To understand meditation’s role in treating addiction, it is useful to understand how the brain responds to the activation of its pleasure pathways, and how reward mechanisms play their part. A key factor in our sense of pleasure is the neurotransmitter dopamine. If we lack sufficient quantities of dopamine stimulation, we feel unhappy and sometimes depressed. Unfortunately, this is often the case when we’re stressed. Yet most ways to treat addiction don’t take this into account.
When dopamine activates our pleasure pathway, many regions of the brain light up, and one of the beneficiaries of this activation is the frontal cortex, which is responsible for executive functions, decision making and impulse control amongst other things. The pleasure projections also inhibit the anterior cingulate cortex, which otherwise tends to colour our thoughts and feelings with sadness and negativity, sometimes overwhelmingly so. Treating addiction by itself is a tall order, but Vedic meditation has been shown to be a great preventer of addictive tendencies and significantly reduces re-occurrence rates. It reduces our susceptibility to stress by calming down the nervous system and the area of the brain called the amygdala. It’s this part of the brain that is always over-activated during stress and which is the trigger for the cascade of so many of the harmful effects of the stress response.

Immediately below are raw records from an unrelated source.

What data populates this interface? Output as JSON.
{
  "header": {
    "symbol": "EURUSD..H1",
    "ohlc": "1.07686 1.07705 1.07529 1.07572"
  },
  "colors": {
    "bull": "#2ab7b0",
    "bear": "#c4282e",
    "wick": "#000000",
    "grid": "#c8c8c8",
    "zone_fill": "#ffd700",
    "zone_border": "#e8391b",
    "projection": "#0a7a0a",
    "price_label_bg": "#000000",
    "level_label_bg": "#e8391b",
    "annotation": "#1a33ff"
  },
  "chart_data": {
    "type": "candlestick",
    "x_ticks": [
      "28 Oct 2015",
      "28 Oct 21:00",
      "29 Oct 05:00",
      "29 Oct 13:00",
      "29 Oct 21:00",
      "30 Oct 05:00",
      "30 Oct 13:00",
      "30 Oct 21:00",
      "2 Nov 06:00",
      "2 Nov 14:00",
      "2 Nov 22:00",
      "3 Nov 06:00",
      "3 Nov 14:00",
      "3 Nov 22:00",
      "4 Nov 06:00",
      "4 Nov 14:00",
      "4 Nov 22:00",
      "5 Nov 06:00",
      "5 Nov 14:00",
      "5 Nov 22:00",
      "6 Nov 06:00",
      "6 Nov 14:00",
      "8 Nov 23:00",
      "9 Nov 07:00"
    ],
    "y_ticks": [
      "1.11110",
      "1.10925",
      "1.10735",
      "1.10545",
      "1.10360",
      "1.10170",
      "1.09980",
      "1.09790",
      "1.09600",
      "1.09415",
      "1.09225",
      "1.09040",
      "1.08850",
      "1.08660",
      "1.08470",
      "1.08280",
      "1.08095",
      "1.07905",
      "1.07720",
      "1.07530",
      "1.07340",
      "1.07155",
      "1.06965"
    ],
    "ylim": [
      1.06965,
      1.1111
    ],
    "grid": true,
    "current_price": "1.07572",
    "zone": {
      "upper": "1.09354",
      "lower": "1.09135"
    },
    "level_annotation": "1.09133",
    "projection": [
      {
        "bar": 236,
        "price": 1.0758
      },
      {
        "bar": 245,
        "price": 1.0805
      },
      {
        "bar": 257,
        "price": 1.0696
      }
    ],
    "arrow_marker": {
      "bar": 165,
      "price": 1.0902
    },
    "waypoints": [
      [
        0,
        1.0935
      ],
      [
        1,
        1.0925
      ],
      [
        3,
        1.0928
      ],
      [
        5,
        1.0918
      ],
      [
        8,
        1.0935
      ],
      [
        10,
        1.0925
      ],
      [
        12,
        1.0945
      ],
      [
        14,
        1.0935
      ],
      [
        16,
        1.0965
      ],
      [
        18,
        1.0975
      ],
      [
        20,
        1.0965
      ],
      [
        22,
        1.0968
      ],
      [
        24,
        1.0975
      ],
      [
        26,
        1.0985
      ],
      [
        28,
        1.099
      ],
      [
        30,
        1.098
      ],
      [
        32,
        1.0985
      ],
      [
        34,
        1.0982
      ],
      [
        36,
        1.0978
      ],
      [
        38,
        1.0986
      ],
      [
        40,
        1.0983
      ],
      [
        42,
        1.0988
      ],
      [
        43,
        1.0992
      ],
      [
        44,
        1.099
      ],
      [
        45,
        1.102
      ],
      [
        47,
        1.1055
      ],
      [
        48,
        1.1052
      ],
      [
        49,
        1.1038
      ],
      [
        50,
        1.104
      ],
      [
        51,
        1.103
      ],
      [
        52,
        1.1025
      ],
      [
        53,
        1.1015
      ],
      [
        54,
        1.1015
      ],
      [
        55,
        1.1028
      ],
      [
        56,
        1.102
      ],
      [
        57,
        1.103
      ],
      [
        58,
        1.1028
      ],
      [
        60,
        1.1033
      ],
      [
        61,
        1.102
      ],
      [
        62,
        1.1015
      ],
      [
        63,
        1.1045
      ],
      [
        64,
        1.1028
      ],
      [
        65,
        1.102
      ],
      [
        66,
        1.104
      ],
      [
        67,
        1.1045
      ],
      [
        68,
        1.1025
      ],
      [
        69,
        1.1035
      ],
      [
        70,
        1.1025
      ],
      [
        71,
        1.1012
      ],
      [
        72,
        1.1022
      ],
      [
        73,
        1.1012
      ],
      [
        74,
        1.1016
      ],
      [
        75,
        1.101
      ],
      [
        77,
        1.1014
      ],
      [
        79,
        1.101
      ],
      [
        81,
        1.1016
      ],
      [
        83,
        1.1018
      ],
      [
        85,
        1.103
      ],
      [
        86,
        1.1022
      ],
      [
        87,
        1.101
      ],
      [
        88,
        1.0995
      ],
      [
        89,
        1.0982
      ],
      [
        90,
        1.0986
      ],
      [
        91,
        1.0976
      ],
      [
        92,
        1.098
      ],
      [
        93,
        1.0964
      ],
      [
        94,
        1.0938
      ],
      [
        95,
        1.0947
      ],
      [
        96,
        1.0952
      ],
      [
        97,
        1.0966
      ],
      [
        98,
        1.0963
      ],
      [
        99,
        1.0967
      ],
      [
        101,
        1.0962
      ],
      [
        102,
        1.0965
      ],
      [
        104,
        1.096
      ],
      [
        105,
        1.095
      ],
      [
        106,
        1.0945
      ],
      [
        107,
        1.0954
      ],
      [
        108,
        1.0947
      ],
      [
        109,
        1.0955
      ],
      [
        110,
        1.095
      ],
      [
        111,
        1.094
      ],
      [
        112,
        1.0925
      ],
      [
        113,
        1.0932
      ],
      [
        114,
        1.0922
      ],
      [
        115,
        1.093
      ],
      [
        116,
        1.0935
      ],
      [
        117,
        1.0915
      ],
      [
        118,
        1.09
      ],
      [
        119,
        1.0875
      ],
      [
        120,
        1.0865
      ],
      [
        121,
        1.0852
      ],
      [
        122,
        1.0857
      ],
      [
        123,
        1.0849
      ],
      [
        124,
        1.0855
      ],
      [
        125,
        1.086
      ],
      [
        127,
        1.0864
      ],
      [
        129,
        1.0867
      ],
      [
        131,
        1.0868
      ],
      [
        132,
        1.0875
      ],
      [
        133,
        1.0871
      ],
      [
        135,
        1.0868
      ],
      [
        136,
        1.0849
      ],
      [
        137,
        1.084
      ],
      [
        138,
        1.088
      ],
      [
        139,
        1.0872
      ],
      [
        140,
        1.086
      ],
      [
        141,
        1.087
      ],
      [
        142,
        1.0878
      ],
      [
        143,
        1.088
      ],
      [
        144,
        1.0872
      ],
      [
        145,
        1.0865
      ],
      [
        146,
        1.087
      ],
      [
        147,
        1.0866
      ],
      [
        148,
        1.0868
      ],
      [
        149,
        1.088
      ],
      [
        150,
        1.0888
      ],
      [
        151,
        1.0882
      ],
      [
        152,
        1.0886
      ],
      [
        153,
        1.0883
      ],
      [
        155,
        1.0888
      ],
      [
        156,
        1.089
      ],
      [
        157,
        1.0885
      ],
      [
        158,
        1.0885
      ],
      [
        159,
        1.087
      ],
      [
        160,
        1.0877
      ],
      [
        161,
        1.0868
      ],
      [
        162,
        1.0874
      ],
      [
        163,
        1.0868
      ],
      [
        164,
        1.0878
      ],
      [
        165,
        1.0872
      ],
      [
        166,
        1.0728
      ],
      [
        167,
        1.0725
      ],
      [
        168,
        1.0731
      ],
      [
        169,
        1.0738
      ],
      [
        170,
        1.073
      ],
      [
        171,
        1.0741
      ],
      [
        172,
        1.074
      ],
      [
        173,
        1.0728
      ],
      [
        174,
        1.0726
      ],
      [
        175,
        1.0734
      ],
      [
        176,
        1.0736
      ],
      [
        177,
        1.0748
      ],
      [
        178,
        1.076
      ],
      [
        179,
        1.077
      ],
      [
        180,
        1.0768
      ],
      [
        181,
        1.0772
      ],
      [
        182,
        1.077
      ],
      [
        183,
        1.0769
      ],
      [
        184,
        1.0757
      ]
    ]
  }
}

This technique gives our nervous system such deep levels of rest that the memories of stress themselves begin to lose their hold over us, increasing our robustness further. The result is greater freedom from the stress that so often triggers an addictive craving for dopamine-induced joy. By working at the level of the nervous system, the mantras we use when we practise Vedic meditation create robustness within the central nervous system so that the outside world doesn’t seem so overwhelming without the numbing effects of a drug.